Brian, Matthew, Evan and Justin

We have been a couple for over 17 years, and we have two sons: Evan, 15 months and Justin, 8 weeks. We both wanted children from early in the relationship but we wanted to wait until after we had finished our education and were financially secure. Eight years later, we had started the adoption process when Matt was temporarily transferred to Australia.
After living here four years, we loved it so much we decided to stay. To our surprise and extreme disappointment, we found that we could not adopt as a gay couple, nor could we do domestic surrogacy. Because we wanted full custody of our children, co-parenting was not right for us. We understood that overseas surrogacy was the only path left to us and we were extremely fortunate that we were able to afford it.

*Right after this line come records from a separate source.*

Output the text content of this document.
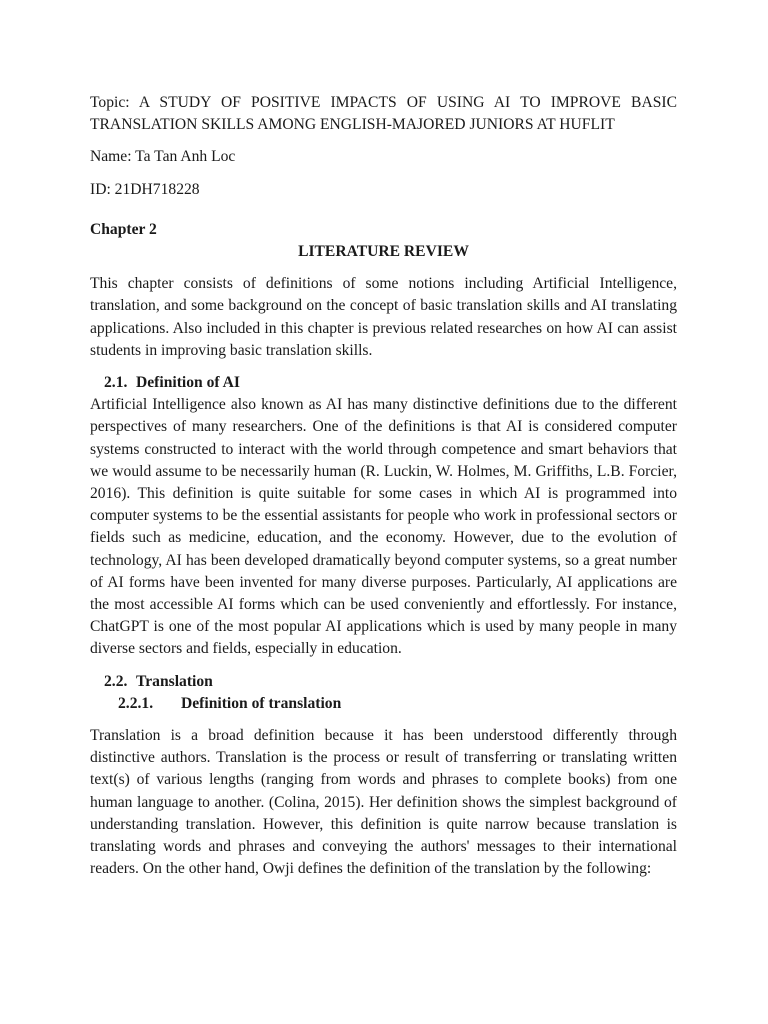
Topic: A STUDY OF POSITIVE IMPACTS OF USING AI TO IMPROVE BASIC TRANSLATION SKILLS AMONG ENGLISH-MAJORED JUNIORS AT HUFLIT

Name: Ta Tan Anh Loc

ID: 21DH718228

Chapter 2

LITERATURE REVIEW

This chapter consists of definitions of some notions including Artificial Intelligence, translation, and some background on the concept of basic translation skills and AI translating applications. Also included in this chapter is previous related researches on how AI can assist students in improving basic translation skills.

2.1. Definition of AI

Artificial Intelligence also known as AI has many distinctive definitions due to the different perspectives of many researchers. One of the definitions is that AI is considered computer systems constructed to interact with the world through competence and smart behaviors that we would assume to be necessarily human (R. Luckin, W. Holmes, M. Griffiths, L.B. Forcier, 2016). This definition is quite suitable for some cases in which AI is programmed into computer systems to be the essential assistants for people who work in professional sectors or fields such as medicine, education, and the economy. However, due to the evolution of technology, AI has been developed dramatically beyond computer systems, so a great number of AI forms have been invented for many diverse purposes. Particularly, AI applications are the most accessible AI forms which can be used conveniently and effortlessly. For instance, ChatGPT is one of the most popular AI applications which is used by many people in many diverse sectors and fields, especially in education.

2.2. Translation

2.2.1. Definition of translation

Translation is a broad definition because it has been understood differently through distinctive authors. Translation is the process or result of transferring or translating written text(s) of various lengths (ranging from words and phrases to complete books) from one human language to another. (Colina, 2015). Her definition shows the simplest background of understanding translation. However, this definition is quite narrow because translation is translating words and phrases and conveying the authors' messages to their international readers. On the other hand, Owji defines the definition of the translation by the following:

We had two wonderful experiences with the same surrogate. After Evan was born Dorothy volunteered to do it for us again, resulting in Justin. She does not have a parental role but will always be a close family friend. Both of us had sisters willing to be egg donors but because of age restrictions we went with Matt’s sister. The children will always know that their aunt donated the eggs and that Dorothy carried them. It will always be treated as a source of pride.
In general, we don’t really feel any different from other families. Aside from the obvious discrimination, we face the same issues. We’ve got many straight friends with kids and we feel as welcome with them as with other gay families.
Being American citizens, we have found immigration law our biggest challenge. Not only did we have trouble with a homophobic case worker when we initially applied for residency, but immigration law also doesn’t specify how to handle same-sex parentage. This allows arbitrary interpretation by the assigned case worker which in turn allows any homophobia to wreak havoc with the whole process.
When bringing Evan into the country, it took the immigration department three months to grant a bridging visa despite the fact that we are both permanent residents, both listed on the birth certificate, and we had court orders declaring our parentage with internationally-recognised certificates
attached. This would’ve taken four to six weeks had we been a recognised married couple or even an unmarried straight couple.
During this time, Matt had to return to work in Australia while Brian and Evan spent a month staying with different family members in the US and another two alone in New Zealand, which at least allowed Matt to visit on weekends. This period was hardest on Matt because he missed so much of Evan’s early formative time.
We eventually learned from a contact in immigration that there was no reason for Evan’s visa to have been held up – our case worker was apparently just stretching out the time required. We could do nothing because appeals are not heard until an application is declined.
Legally recognised marriage for same-sex couples would stop this kind of discrimination. We believe that if the government could see marriage as a civil right and not a religious privilege then much discrimination could be removed. Australia is a great country and we believe it is only hurting itself by not eliminating its institutionalised discrimination. Twenty years from now, we believe people will ask, “What was the big deal?”